FLAMES: SGI Must Represent the Student Body

This week, Students of Consciousness told the Torch they believe student government leaders need to be more in touch with students’ needs in order to represent them better. We couldn’t agree more.

SGI is one of the most important organizations on campus; they are charged with representing students, planning events and keeping their fingers on the pulse of what’s going on at the University. While they certainly do a great job with event planning, we believe there’s work to be done in terms of representation.

Of all groups on campus, SGI should be the one working with students to help facilitate change; they may be trying, but if students are at the point of walking into Newman Hall to force a meeting with administration, then frankly, SGI is not doing enough.

SGI only has as much power as the University will allow them, obviously. But at the same time, there is clearly more they can be doing in terms of advocacy.
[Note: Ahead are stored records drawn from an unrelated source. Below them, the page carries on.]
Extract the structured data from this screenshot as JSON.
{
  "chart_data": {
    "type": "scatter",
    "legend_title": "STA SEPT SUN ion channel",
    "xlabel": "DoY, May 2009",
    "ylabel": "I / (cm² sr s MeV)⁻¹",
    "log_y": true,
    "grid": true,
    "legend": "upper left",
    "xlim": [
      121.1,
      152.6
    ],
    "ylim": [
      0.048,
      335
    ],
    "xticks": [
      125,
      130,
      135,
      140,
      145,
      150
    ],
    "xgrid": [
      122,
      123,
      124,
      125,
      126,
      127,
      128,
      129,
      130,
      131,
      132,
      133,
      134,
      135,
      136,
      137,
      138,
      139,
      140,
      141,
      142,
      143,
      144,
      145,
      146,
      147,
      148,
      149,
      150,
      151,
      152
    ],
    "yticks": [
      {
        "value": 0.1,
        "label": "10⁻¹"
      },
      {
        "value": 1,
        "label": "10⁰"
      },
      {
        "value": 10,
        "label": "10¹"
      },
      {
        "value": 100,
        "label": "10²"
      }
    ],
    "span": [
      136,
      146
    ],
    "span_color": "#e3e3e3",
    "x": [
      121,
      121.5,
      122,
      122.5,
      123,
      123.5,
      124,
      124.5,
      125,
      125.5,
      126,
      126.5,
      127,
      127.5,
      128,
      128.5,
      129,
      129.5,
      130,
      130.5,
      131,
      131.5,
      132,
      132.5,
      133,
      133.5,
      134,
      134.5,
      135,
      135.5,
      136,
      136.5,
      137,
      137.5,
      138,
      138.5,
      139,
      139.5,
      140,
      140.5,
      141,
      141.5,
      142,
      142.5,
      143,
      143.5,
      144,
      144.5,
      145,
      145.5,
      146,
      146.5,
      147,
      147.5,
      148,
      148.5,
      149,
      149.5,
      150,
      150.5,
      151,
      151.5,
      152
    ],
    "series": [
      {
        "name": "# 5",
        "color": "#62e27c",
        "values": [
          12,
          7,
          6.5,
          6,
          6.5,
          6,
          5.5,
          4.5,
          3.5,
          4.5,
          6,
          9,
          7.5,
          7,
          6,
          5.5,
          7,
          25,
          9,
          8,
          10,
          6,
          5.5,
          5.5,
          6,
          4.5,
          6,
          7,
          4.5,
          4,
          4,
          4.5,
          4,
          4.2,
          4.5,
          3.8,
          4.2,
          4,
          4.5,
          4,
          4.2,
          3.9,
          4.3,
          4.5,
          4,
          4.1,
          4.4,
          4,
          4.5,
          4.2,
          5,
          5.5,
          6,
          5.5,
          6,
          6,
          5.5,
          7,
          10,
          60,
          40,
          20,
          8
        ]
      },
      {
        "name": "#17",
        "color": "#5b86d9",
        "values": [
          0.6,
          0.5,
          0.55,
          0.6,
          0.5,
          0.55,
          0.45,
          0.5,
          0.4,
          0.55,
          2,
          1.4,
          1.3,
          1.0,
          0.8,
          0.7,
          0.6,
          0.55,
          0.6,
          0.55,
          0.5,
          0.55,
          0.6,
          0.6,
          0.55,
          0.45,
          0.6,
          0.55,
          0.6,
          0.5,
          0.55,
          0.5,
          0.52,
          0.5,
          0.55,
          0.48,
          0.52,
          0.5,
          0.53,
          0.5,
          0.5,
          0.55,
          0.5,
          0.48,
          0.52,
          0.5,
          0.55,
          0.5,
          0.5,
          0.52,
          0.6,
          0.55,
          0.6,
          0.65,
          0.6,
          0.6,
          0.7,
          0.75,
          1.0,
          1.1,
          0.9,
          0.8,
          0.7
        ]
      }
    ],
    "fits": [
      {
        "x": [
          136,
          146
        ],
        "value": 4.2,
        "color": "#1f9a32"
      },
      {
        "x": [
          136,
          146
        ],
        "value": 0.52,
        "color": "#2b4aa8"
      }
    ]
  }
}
And to their credit, they are trying new initiatives.

The new community dialogue instituted at the start of floor meetings is a good example of this. SGI President Frank Obermeyer told the Torch this week that this new addition to floor meetings shows that the group is willing to evolve. However, it can’t stop there.

It’s easy to hear students out; taking action is the tough part.

SGI has more access to administrators than any other student organization on campus. If a high number of students are advocating for something that directly affects campus culture, SGI should prioritize facilitating conversations with the powers that be.

They don’t have to agree with the cause, but their job is to represent the student body. And they need to push hard for change.

And if they are already trying to do this, then they need to make that more clear to the entire student body. For example, the university’s Chief Diversity Officer Nada Llewellyn told us this week about initiatives she’s working on in collaboration with SGI. If this is news to us, then surely it’s news to the student body. That shouldn’t be the case.

SGI executive board members get paid a stipend for their position, and part of that responsibility is advocacy and representation. If they aren’t actively advocating for students, that’s the equivalent of not showing up for your job.

Clearly this isn’t all on SGI. Students need to be more engaged and administrators need to listen. But SGI plays the ever-important role of the conduit.

And in order for this setup to work, students need to know that their representatives are aware of their concerns.